For the last five or six years the school has been offering a healthy breakfast program, serving yogurt, fresh fruit and cheese.

Salam said the students need a good rich breakfast so they can learn.

It is anecdotes like this that the GN and Nunavut Tunngavik Inc. want to hear when they start the public engagement process leading to the development of the

territory's poverty reduction action plan.

"If we are to solve the poverty problem in Nunavut, each one of us must play a part in the solution," said Peter Taptuna, minister of Economic Development and Transportation at the launch of the engagement process in Iqaluit on Oct. 18. He is also in charge of the anti-poverty secretariat.

The GN will be working with Inuit organizations, non-profit groups, businesses and community members on this initiative.

"In order to create the strongest poverty reduction strategy possible we need every community's perspective," said Okalik Eegeesiak, Qikiqtani Inuit Association president and NTI executive member.

Sessions in each community to collect feedback are scheduled to start in November.

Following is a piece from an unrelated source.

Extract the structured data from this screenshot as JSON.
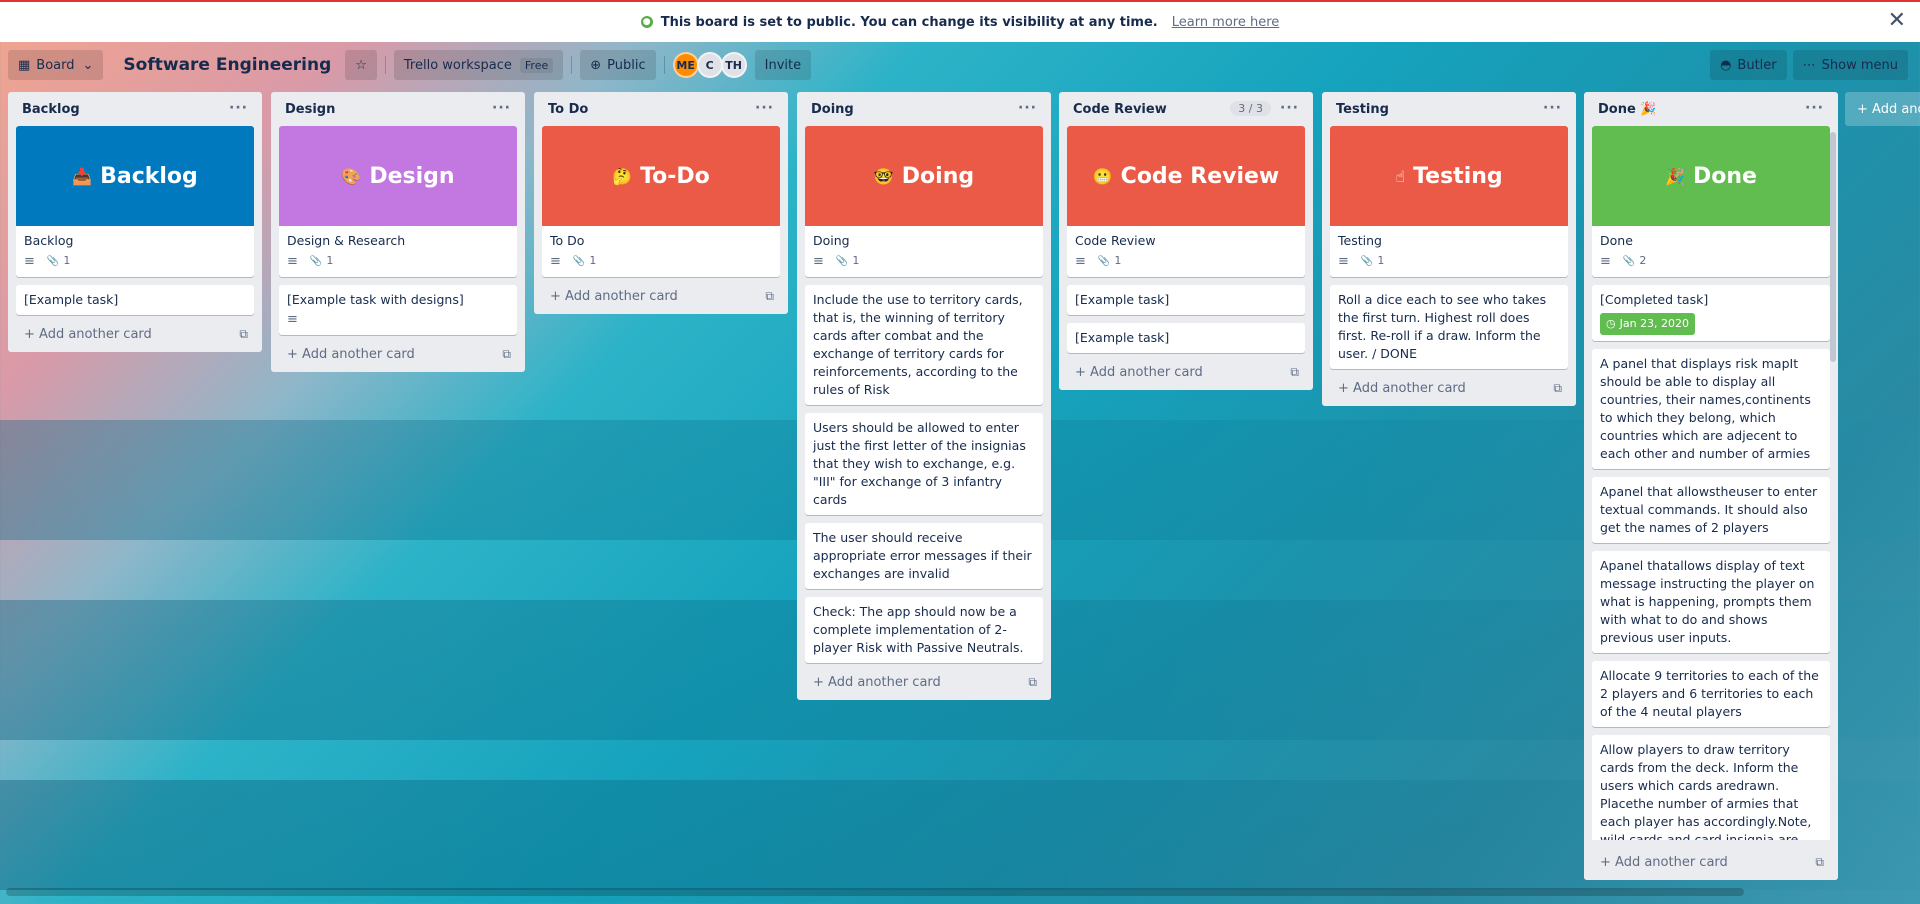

From these sessions, information will be gathered and combined in a report. From March to May 2011, regional roundtables will be held in Cambridge Bay, Rankin Inlet, Pond Inlet and Iqaluit. This will all lead up to a two-day poverty summit in Iqaluit in the fall of 2011. A plan will be made from a consensus

at the summit, said Taptuna,

He and Eegeesiak acknowledged poverty is not just about one issue. It involves education, health, economic development and housing, among other issues.

Acting senior administrative officer Nancy Kalluk, in Resolute, said, in her community, there are issues with poverty. She mentioned those who don't have their Grade 12 education and are unemployed might have trouble paying the bills.

"They have to pay their rent, their power and on top of that the cost of food is so high," she said.

She added there are not a lot of services to help these individuals.

Eegeesiak said while the topic isn't always out in the open, QIA has received comments from individuals who tell them income support and student and financial assistance are not enough to cover their expenses. In communities, residents who cannot afford the equipment to go hunting are too embarrassed to ask other hunters for country food when they come back to town, she said.

One resident of Resolute said the members of the community know who is in need.

In Iqaluit, those in need can turn to the Niqinik Nuatsivik Nunavut Food Bank. The organization is solely volunteer run, relies on donations and receives no government funding.

"We're pleased anytime a government organization or anybody with more money than a not-for-profit acknowledges that there is an issue of poverty in our territory and is willing to commit resources or energies toward improving those conditions," said Jennifer Hayward, the food bank's vice-chair.

Operating on an annual budget of $40,000, the food bank recorded 1,205 visits from 372 households this year. Hayward said that while there were 1,205 visits, the number of people of use the service is greater as many people pick up food for their household.

To show poverty is on the rise, she said when the food bank opened for its first year of operation in 2000-2001 it had just 25 to 30 visits. Now their client base has increased dramatically.

Aside from $3,000 a year they spent on rent, Hayward said all money brought in goes toward buying food. The food bank's annual sealift just came in and food was ordered en masse for the year. It came in on 15 pallets and cost $37,000. The food included 60 10-kilo bags of flour, 600 cans of peas and 1,080 boxes of whole-wheat spaghetti.

Taptuna said he hopes the initiative will allow all Nunavummiut to help define poverty, to reduce it and to prevent it.

"We need to tackle it right from the core."